Heute haben wir es mit global vernetzten Raumvorstellungen einer digitalen Öffentlichkeit zu tun. Das Bild der Gegenwart erscheint fragmentierter in dem gleichen Maße wie unser Denken als ungeduldiger und assoziativer wahrgenommen wird. Einerseits eröffnen die digitalen Sphären neue Freiräume der Meinungsäußerungen und des Diskurses. Andererseits werden wir mit einem immer größeren Ausmaß an Kommerzialisierung und Kontrolle konfrontiert. Was sind also öffentlichen Räume heute und was sind ihre Potentiale? Welche gesellschaftlichen Ideale sind mit welchen Raumtheorien verbunden? Und welchen Einfluss hat die sogenannte digitale Öffentlichkeit auf die Architektur?

 

Das Seminar widmet sich unterschiedlichen Theorien und Debatten der Öffentlichkeit aus Architektur, Philosophie und Soziologie — von den 1960er Jahren bis zur Gegenwart.

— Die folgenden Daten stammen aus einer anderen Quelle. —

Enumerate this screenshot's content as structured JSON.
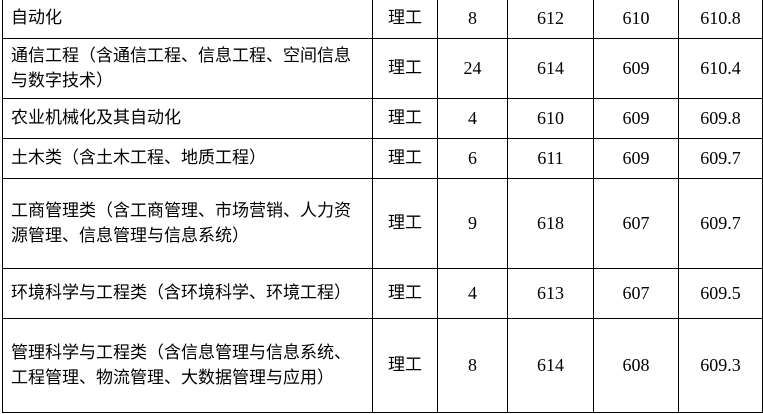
{
  "rows": [
    {
      "major": "自动化",
      "category": "理工",
      "count": "8",
      "max": "612",
      "min": "610",
      "avg": "610.8"
    },
    {
      "major": "通信工程（含通信工程、信息工程、空间信息与数字技术）",
      "category": "理工",
      "count": "24",
      "max": "614",
      "min": "609",
      "avg": "610.4"
    },
    {
      "major": "农业机械化及其自动化",
      "category": "理工",
      "count": "4",
      "max": "610",
      "min": "609",
      "avg": "609.8"
    },
    {
      "major": "土木类（含土木工程、地质工程）",
      "category": "理工",
      "count": "6",
      "max": "611",
      "min": "609",
      "avg": "609.7"
    },
    {
      "major": "工商管理类（含工商管理、市场营销、人力资源管理、信息管理与信息系统）",
      "category": "理工",
      "count": "9",
      "max": "618",
      "min": "607",
      "avg": "609.7"
    },
    {
      "major": "环境科学与工程类（含环境科学、环境工程）",
      "category": "理工",
      "count": "4",
      "max": "613",
      "min": "607",
      "avg": "609.5"
    },
    {
      "major": "管理科学与工程类（含信息管理与信息系统、工程管理、物流管理、大数据管理与应用）",
      "category": "理工",
      "count": "8",
      "max": "614",
      "min": "608",
      "avg": "609.3"
    }
  ]
}
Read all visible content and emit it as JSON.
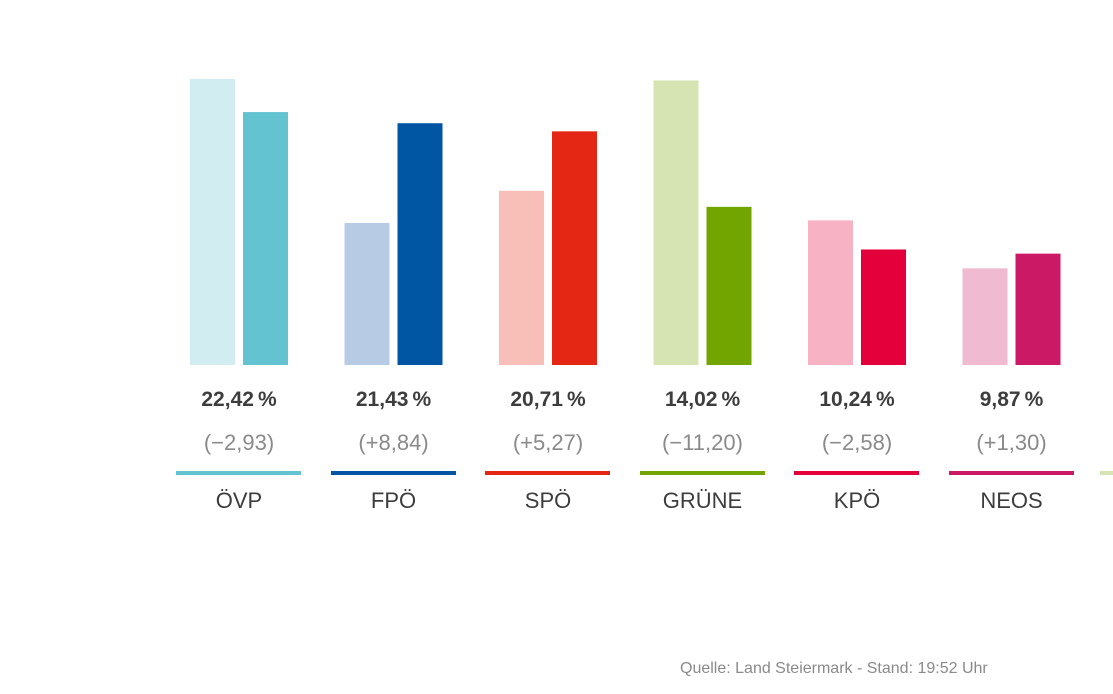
{
  "chart_data": {
    "type": "bar",
    "categories": [
      "ÖVP",
      "FPÖ",
      "SPÖ",
      "GRÜNE",
      "KPÖ",
      "NEOS"
    ],
    "value_labels": [
      "22,42",
      "21,43",
      "20,71",
      "14,02",
      "10,24",
      "9,87"
    ],
    "change_labels": [
      "(−2,93)",
      "(+8,84)",
      "(+5,27)",
      "(−11,20)",
      "(−2,58)",
      "(+1,30)"
    ],
    "percent_sign": "%",
    "series": [
      {
        "values": [
          25.35,
          12.59,
          15.44,
          25.22,
          12.82,
          8.57
        ]
      },
      {
        "values": [
          22.42,
          21.43,
          20.71,
          14.02,
          10.24,
          9.87
        ]
      }
    ],
    "ylim": [
      0,
      25.35
    ],
    "colors": {
      "current": [
        "#63c3d1",
        "#0056a3",
        "#e32714",
        "#73a500",
        "#e3003b",
        "#cc1966"
      ],
      "previous": [
        "#d1edf1",
        "#b7cce4",
        "#f7bfb8",
        "#d5e4b2",
        "#f7b2c4",
        "#f0bad1"
      ]
    },
    "extra_underline_color": "#d5e4b2"
  },
  "footer": {
    "source": "Quelle: Land Steiermark - Stand: 19:52 Uhr"
  }
}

Die Veranstaltung ist als intensives Lektüre- und Diskussionsseminar konzipiert.

 

Architekturen des Speicherns

Architekturen des Speicherns

 

Seminar Master/Diplom

dienstags, zweiwöchentlich

14.30 Uhr, Raum 211

Das Seminar ist auch für Studierende der Kunstgeschichte offen.

 

Prof. Dr. Georg Vrachliotis

Dipl.-Ing. Manuela Gantner

Dipl.-Ing. Meike Weber

Einführung: 14. April

 

Architektur verkörpert eine der zentralen Denk- und Wissensformen unserer Gesellschaft. Räume fungieren als kulturelle Gedächtnisse von Erfahrungen, Ereignissen und Erkenntnissen— als performative Orte des Überlieferns und Erinnerns. Aus der bis in die Renaissance zurückreichende Geschichte der Gedächnitstheater wird deutlich, dass die Verräumlichung von Wissen immer auch mit dessen Inszenierung und der Entwicklung von komplexen Erzählungen einhergeht.

Heute prägen Vorstellungen von unbegrenzten Speicherkapazitäten das gedächtnistheoretische Bild der Gegenwart. In der „Post-Snowden-Ära“ ist der Begriff des Speicherns zu einem Synonym für das automatisierte Ansammeln und Auswerten von gewaltigen, von uns selbst produzierten Datenmengen geworden. Informationsfragmente werden fortwährend generiert, gespeichert, wieder abgerufen, aktualisiert und erneut gespeichert — ein scheinbar endloser Kreislauf des Codierens und Umcodierens von Geschichte und Gegenwart. An was und in welcher Form wir uns in Zukunft erinnern werden ist somit nicht nur davon abhängig, wer die Speichermedien organisiert und kontrolliert, sondern auch, in welchem Medium unsere Erlebnisse transportiert und tradiert werden. Was auf „tausenden von Computern übertragen, kopiert und durch ständige Wiederholung Teil unserer Alltagwelt wird, stabilisiert sich selbst und wird schließlich zu einem kulturellen Sediment des Systems“ (Georg Trogemann). Doch wie verändern aktuelle Entwicklungen des Speicherns das Denken über Raum und Erinnerung, Gedächtnis und Gesellschaft? Welche Rolle spielt Architektur als Medium der kulturellen Wissensspeicherung? Und welche Narrative kann Architektur in Zeiten von Big Data liefern?

 

Das Seminar setzt sich mit dem Begriff und der Metapher des Speicherns auseinander und diskutiert raum- und gedächtnistheoretische Texte und Konzepte aus Architektur, Kunst, Technik und den Wissenschaften. Die Veranstaltung ist als intensives Lektüre- und Rechercheseminar konzipiert.